Evaluating Internet Freedom in Ukraine amid Moscow's War of Aggression
The Russian regime is responsible for this year’s decline in internet freedom in Ukraine.
Freedom House provides consistent analysis on the state of freedom and democracy around the world, including during times of armed conflict. Our research informs the development of policy recommendations and drives global action to advance human rights and hold perpetrators accountable for violations. As part of this work, the Freedom on the Net (FOTN) report, which covers 70 countries and 89 percent of global internet users, has analyzed internet freedom in Ukraine annually since 2012.
The latest edition of FOTN, covering the period from June 2021 to May 2022, encompassed the first several months of the unprovoked, full-scale Russian invasion of Ukraine that began in February 2022. The report found that Russian military actions—including damage to internet infrastructure, efforts to restrict internet access, and attacks on users and journalists—drove a three-point decline in Ukraine’s internet freedom score, from 62 to 59 on a 100-point scale.
Because of the possibility that the Russian government itself or Kremlin-linked actors could distort the meaning of our research and the score decline, we want to be clear and unequivocal in our conclusion that Russian forces and their actions are to blame for the deterioration, and provide readers with a deeper explanation of how we evaluated conditions for internet freedom in Ukraine.
FOTN uses a 21-question methodology that measures how residents of a given country experience human rights online. The Ukraine report, like all FOTN country reports, focuses on conditions for people living within a specific geographical area. Those conditions, and the resulting scores, can be affected by the national government or any number of other actors, including local authorities, militias, tech companies, foreign states, and transnational hackers. Our methodology consequently allowed us to take account of the consequences of the Russian invasion on internet freedom in Ukraine. More details on the three individual score declines can be found in the Ukraine country report here.
This year’s events also prompted us to reflect on the report’s geographical unit of analysis for Ukraine. Freedom House research products sometimes evaluate occupied territories separately from the rest of a country based on the guidelines of Freedom in the World, our flagship analysis of political rights and civil liberties. Thus our reports on Ukraine have excluded conditions in the Russian-occupied Ukrainian territory of Crimea and the consistently Russian-occupied portions of Ukraine’s Luhansk and Donetsk Regions since 2015 and 2020, respectively. In this year’s FOTN Ukraine report, we continued to exclude those areas from our analysis.

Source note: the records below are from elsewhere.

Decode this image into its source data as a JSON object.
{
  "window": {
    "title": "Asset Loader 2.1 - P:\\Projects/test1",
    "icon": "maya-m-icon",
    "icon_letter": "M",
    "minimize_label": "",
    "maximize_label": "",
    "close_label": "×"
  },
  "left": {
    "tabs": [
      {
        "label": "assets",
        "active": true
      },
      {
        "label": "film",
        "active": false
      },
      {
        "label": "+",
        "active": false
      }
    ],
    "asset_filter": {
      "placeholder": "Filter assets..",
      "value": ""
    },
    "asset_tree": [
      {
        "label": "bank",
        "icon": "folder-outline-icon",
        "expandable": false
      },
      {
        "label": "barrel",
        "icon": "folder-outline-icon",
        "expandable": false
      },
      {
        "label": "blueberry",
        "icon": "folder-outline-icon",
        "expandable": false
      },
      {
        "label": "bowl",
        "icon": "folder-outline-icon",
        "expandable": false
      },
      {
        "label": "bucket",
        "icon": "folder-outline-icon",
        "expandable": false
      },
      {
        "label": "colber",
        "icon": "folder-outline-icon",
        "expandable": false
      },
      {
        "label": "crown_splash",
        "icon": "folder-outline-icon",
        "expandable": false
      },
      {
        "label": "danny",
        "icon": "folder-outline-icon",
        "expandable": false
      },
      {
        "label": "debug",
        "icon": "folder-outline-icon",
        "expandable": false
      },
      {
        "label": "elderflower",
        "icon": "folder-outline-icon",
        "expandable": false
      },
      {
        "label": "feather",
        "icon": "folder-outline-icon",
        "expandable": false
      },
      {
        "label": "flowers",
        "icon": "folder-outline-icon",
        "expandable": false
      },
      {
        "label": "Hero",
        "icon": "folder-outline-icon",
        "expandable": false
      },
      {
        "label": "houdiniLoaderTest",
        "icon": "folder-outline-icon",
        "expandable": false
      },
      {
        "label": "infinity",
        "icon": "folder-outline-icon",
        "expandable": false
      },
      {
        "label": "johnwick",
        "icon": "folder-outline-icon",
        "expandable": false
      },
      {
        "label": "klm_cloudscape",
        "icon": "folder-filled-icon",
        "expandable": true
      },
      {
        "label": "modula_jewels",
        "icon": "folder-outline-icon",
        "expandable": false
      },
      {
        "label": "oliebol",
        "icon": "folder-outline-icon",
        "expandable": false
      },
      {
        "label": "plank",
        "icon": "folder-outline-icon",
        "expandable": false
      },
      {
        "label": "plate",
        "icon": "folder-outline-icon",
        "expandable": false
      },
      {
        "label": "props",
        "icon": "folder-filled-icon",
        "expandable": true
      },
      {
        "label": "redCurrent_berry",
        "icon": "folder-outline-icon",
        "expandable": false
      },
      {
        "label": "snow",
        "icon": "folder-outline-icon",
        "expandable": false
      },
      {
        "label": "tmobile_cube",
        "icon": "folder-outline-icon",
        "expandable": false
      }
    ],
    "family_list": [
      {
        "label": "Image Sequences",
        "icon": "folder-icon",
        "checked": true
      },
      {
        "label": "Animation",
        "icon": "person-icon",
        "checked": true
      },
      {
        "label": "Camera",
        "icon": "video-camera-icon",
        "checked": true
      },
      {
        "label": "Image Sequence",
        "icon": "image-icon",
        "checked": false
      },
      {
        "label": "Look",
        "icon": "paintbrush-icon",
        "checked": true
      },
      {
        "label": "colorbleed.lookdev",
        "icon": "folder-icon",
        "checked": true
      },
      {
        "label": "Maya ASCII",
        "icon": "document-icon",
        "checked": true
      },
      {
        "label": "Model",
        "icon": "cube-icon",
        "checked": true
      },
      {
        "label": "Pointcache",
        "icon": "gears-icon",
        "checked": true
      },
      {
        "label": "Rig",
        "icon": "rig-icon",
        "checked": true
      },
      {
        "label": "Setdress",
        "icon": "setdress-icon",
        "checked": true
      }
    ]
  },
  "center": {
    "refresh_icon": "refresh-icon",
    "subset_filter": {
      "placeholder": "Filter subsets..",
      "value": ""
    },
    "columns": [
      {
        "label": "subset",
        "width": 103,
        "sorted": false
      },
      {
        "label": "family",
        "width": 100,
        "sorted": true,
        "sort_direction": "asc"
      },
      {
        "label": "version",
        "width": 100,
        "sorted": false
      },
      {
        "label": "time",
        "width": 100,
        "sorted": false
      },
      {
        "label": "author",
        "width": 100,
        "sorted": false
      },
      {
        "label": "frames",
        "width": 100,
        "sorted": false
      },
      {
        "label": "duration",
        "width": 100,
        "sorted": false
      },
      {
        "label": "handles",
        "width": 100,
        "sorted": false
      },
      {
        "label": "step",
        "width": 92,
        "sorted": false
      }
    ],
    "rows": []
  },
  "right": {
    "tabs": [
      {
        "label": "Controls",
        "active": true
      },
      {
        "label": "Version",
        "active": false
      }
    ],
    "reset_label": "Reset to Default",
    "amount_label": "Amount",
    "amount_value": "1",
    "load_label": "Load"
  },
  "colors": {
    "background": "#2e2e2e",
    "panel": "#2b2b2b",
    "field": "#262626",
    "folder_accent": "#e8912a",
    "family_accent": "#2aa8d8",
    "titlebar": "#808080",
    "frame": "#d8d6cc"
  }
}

We held extensive internal discussions about whether to exclude conditions in any other parts of Ukraine that have been newly occupied by Russian forces since February. However, we determined that such areas did not meet the criteria laid out in our guidelines, particularly on the question of “whether the territory’s boundaries are sufficiently stable to allow an assessment of conditions for the year under review, and whether they can be expected to remain stable in future years so that year-on-year comparisons are possible.” The front lines shifted dramatically in the first months of the invasion, and since the end of the FOTN 2022 coverage period in May, Ukrainian forces have recovered even more of the territory that Russian troops had initially occupied.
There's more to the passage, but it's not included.